The second step, per Dr. Lin, is to design and evaluate the product with the identified need in mind. In the case of Celluad, this meant creating a formaldehyde-free adhesive that performed as well as, if not better than, traditional urea-formaldehyde adhesives. The key ingredient to this adhesive turned out to be the world’s most abundant organic material: cellulose. Using cellulose, ITRI was able to not only eliminate unnecessary health risks associated with formaldehyde use but to do so with an adhesive that is strong, resilient, and sustainably sourced.

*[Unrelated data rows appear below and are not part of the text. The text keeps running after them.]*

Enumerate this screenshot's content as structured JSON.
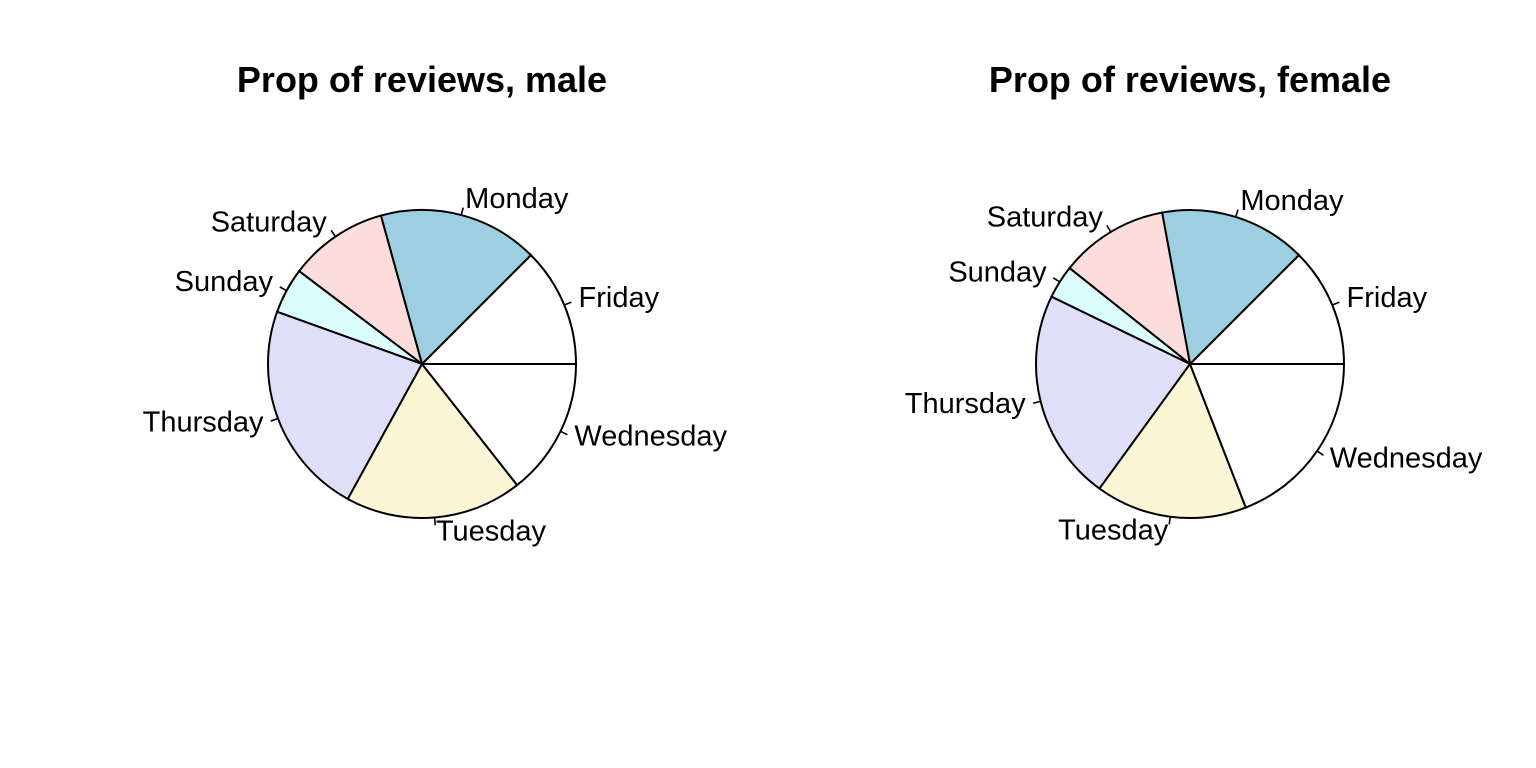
{
  "chart_data": [
    {
      "type": "pie",
      "title": "Prop of reviews, male",
      "start_angle_deg": 0,
      "direction": "counterclockwise",
      "slices": [
        {
          "label": "Friday",
          "value": 0.125,
          "color": "#ffffff"
        },
        {
          "label": "Monday",
          "value": 0.168,
          "color": "#9ecfe0"
        },
        {
          "label": "Saturday",
          "value": 0.104,
          "color": "#fddcdc"
        },
        {
          "label": "Sunday",
          "value": 0.048,
          "color": "#dcfdfd"
        },
        {
          "label": "Thursday",
          "value": 0.225,
          "color": "#dfdffa"
        },
        {
          "label": "Tuesday",
          "value": 0.186,
          "color": "#fdf6d6"
        },
        {
          "label": "Wednesday",
          "value": 0.144,
          "color": "#ffffff"
        }
      ]
    },
    {
      "type": "pie",
      "title": "Prop of reviews, female",
      "start_angle_deg": 0,
      "direction": "counterclockwise",
      "slices": [
        {
          "label": "Friday",
          "value": 0.125,
          "color": "#ffffff"
        },
        {
          "label": "Monday",
          "value": 0.154,
          "color": "#9ecfe0"
        },
        {
          "label": "Saturday",
          "value": 0.114,
          "color": "#fddcdc"
        },
        {
          "label": "Sunday",
          "value": 0.035,
          "color": "#dcfdfd"
        },
        {
          "label": "Thursday",
          "value": 0.222,
          "color": "#dfdffa"
        },
        {
          "label": "Tuesday",
          "value": 0.159,
          "color": "#fdf6d6"
        },
        {
          "label": "Wednesday",
          "value": 0.191,
          "color": "#ffffff"
        }
      ]
    }
  ]
}
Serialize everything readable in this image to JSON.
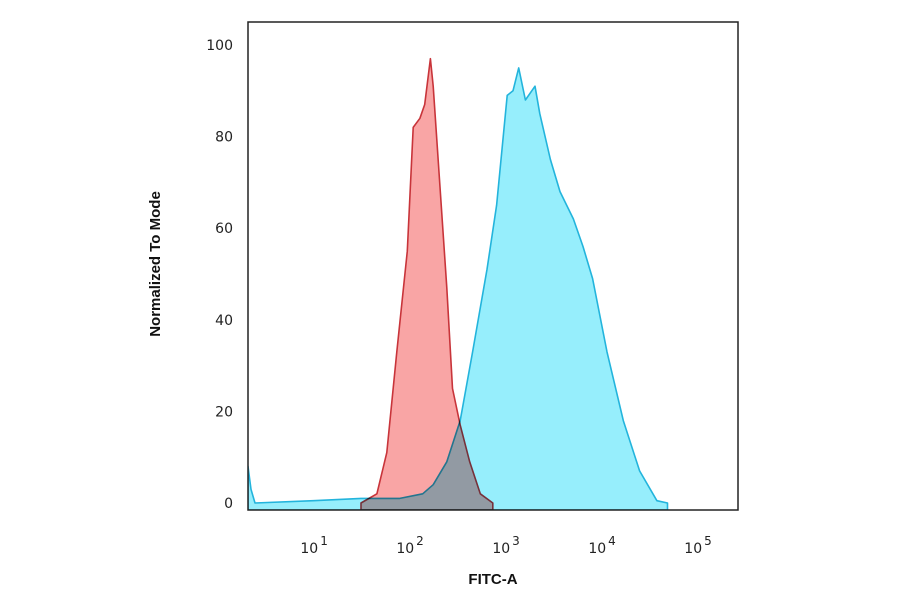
{
  "chart_data": {
    "type": "area",
    "title": "",
    "xlabel": "FITC-A",
    "ylabel": "Normalized To Mode",
    "x_scale": "log",
    "xlim": [
      1.86,
      237000
    ],
    "ylim": [
      0,
      100
    ],
    "x_ticks": [
      {
        "base": "10",
        "exp": "1",
        "value": 10
      },
      {
        "base": "10",
        "exp": "2",
        "value": 100
      },
      {
        "base": "10",
        "exp": "3",
        "value": 1000
      },
      {
        "base": "10",
        "exp": "4",
        "value": 10000
      },
      {
        "base": "10",
        "exp": "5",
        "value": 100000
      }
    ],
    "y_ticks": [
      "0",
      "20",
      "40",
      "60",
      "80",
      "100"
    ],
    "grid": false,
    "legend": "none",
    "series": [
      {
        "color": "#23b4dc",
        "fill": "#96eefc",
        "x": [
          1.86,
          2.0,
          2.2,
          8.9,
          28,
          71,
          123,
          158,
          219,
          302,
          407,
          575,
          724,
          933,
          1072,
          1230,
          1445,
          1820,
          2042,
          2630,
          3311,
          4571,
          5754,
          7244,
          10233,
          15136,
          22387,
          33884,
          43652
        ],
        "y": [
          8,
          3,
          0,
          0.5,
          1,
          1,
          2,
          4,
          9,
          18,
          33,
          51,
          65,
          89,
          90,
          95,
          88,
          91,
          85,
          75,
          68,
          62,
          56,
          49,
          33,
          18,
          7,
          0.5,
          0
        ]
      },
      {
        "color": "#c8343a",
        "fill": "#f9a5a5",
        "x": [
          28,
          41,
          52,
          66,
          85,
          98,
          115,
          129,
          148,
          158,
          186,
          219,
          251,
          302,
          380,
          490,
          660
        ],
        "y": [
          0,
          2,
          11,
          33,
          55,
          82,
          84,
          87,
          97,
          91,
          69,
          47,
          25,
          17,
          9,
          2,
          0
        ]
      }
    ]
  }
}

With this solution found and its efficacy confirmed through testing, Celluad moved into the third of ITRI’s six steps: scaling up. As Dr. Lin explains, testing in the laboratory must be scaled up to ensure that products consistently pass performance evaluations. Step four entails “real testing,” or testing the product in actual usage situations, and flows directly into step five, which is receiving and acting upon lead user feedback. As these steps suggest, the value of testing and evaluation at every step of the innovative process cannot be overstated. The final step of ITRI’s product development process is searching for venture capital investments. For ITRI, this includes looking to local and international companies, Silicon Valley venture capitalists, and the Taiwanese government to invest in new startups formed by the company to manage innovations. These startups receive step-by-step templates to follow as well as all research and development are done by ITRI regarding the particular product or service. Celluad itself has spawned two successful startups, one producing plywood and the other adhesives.

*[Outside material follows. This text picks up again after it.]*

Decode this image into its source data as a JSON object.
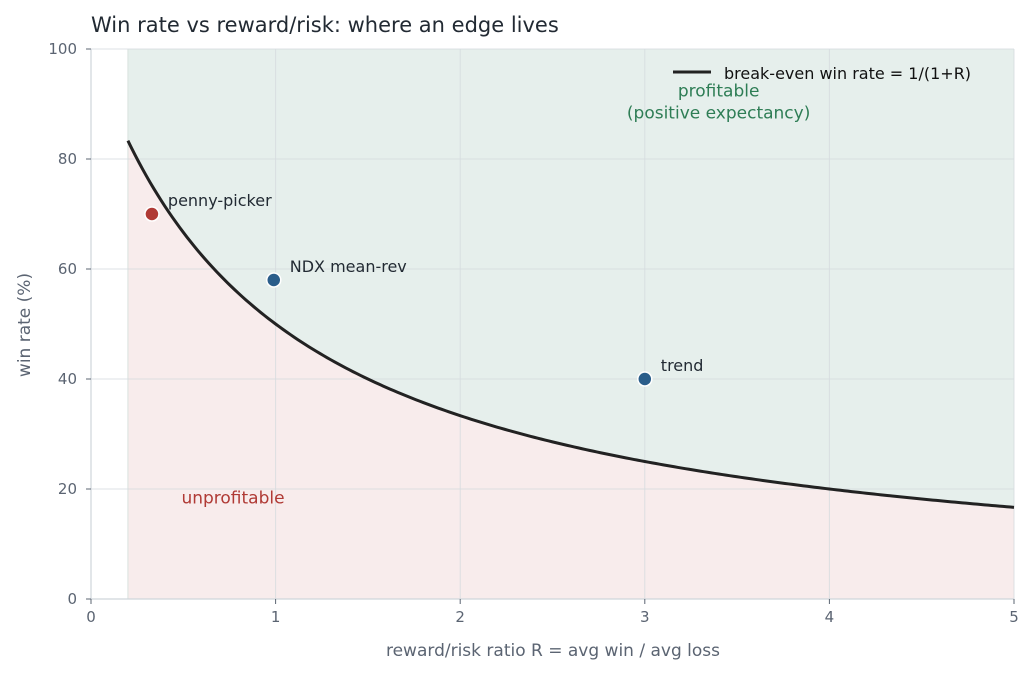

This is how the innovative process works for products developed at ITRI in a general sense. However, additional steps may be required depending on the industry the product is intended for, as was the case for iKNOBEADS. All biomedical products must receive approval from the FDA or an official institute laboratory before entering the market. Requiring the product to undergo clinical trials, approval is given based on the success rate of treatment, potentially requiring further adjustments. To increase success rates, Dr. Chen explains that ITRI will collaborate with different companies whose products target different cells to make modifications that will improve the rates of both products. Dr. Chen also states that the requirement of GMP (Good manufacturing practice) compliant materials can complicate the process for biomedical products, although ITRI has an edge with seven GMP pilot plants integrated within the company.

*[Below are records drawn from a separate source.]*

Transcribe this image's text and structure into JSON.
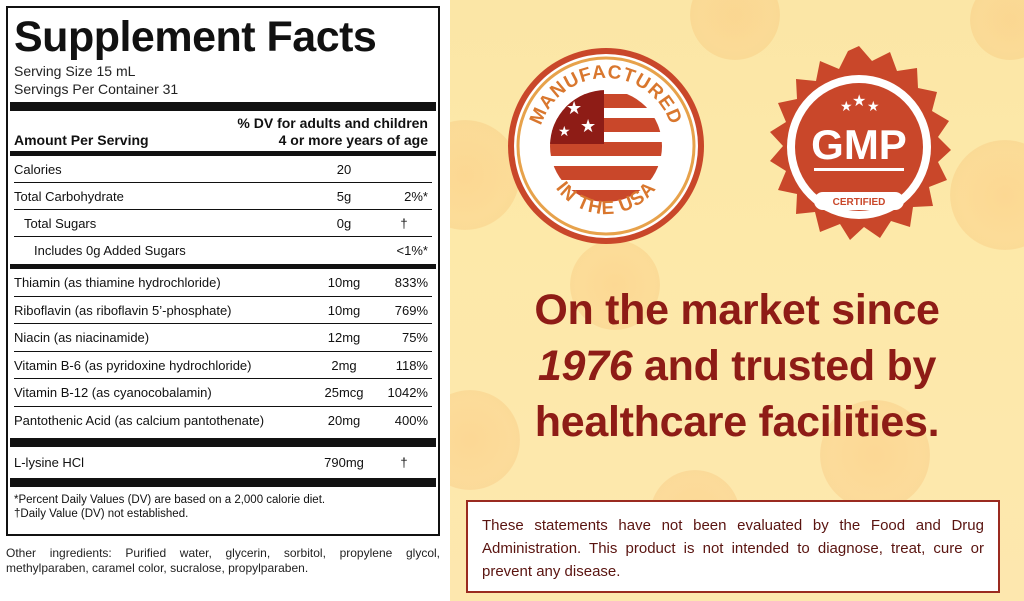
{
  "facts": {
    "title": "Supplement Facts",
    "serving_size": "Serving Size 15 mL",
    "servings_per_container": "Servings Per Container 31",
    "amount_per_serving": "Amount Per Serving",
    "dv_header_line1": "% DV for adults and children",
    "dv_header_line2": "4 or more years of age",
    "rows_group1": [
      {
        "name": "Calories",
        "amount": "20",
        "dv": ""
      },
      {
        "name": "Total Carbohydrate",
        "amount": "5g",
        "dv": "2%*"
      },
      {
        "name": "Total Sugars",
        "amount": "0g",
        "dv": "†"
      },
      {
        "name": "Includes 0g Added Sugars",
        "amount": "",
        "dv": "<1%*"
      }
    ],
    "rows_group2": [
      {
        "name": "Thiamin (as thiamine hydrochloride)",
        "amount": "10mg",
        "dv": "833%"
      },
      {
        "name": "Riboflavin (as riboflavin 5’-phosphate)",
        "amount": "10mg",
        "dv": "769%"
      },
      {
        "name": "Niacin (as niacinamide)",
        "amount": "12mg",
        "dv": "75%"
      },
      {
        "name": "Vitamin B-6 (as pyridoxine hydrochloride)",
        "amount": "2mg",
        "dv": "118%"
      },
      {
        "name": "Vitamin B-12 (as cyanocobalamin)",
        "amount": "25mcg",
        "dv": "1042%"
      },
      {
        "name": "Pantothenic Acid (as calcium pantothenate)",
        "amount": "20mg",
        "dv": "400%"
      }
    ],
    "rows_group3": [
      {
        "name": "L-lysine HCl",
        "amount": "790mg",
        "dv": "†"
      }
    ],
    "footnote1": "*Percent Daily Values (DV) are based on a 2,000 calorie diet.",
    "footnote2": "†Daily Value (DV) not established.",
    "other_ingredients": "Other ingredients: Purified water, glycerin, sorbitol, propylene glycol, methylparaben, caramel color, sucralose, propylparaben."
  },
  "promo": {
    "badge_usa_top": "MANUFACTURED",
    "badge_usa_bottom": "IN THE USA",
    "badge_gmp_main": "GMP",
    "badge_gmp_sub": "CERTIFIED",
    "headline_line1": "On the market since",
    "headline_year": "1976",
    "headline_line2_rest": " and trusted by",
    "headline_line3": "healthcare facilities.",
    "disclaimer": "These statements have not been evaluated by the Food and Drug Administration. This product is not intended to diagnose, treat, cure or prevent any disease."
  },
  "colors": {
    "brand_red": "#8e1c16",
    "badge_orange": "#c9472a",
    "background_yellow": "#fde9a9"
  }
}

Innovation can be achieved in any field, at any time, if the approach used is solid in its foundations. Companies like ITRI, who produce innovative products and services in a wide variety of industries, prove that this is the case. By examining their approach and process, innovators can learn what practices and ideas are crucial to innovation regardless of specifics and, in doing so, potentially open their eyes to opportunities in different industries or encourage them to pursue ideas outside the usual spheres.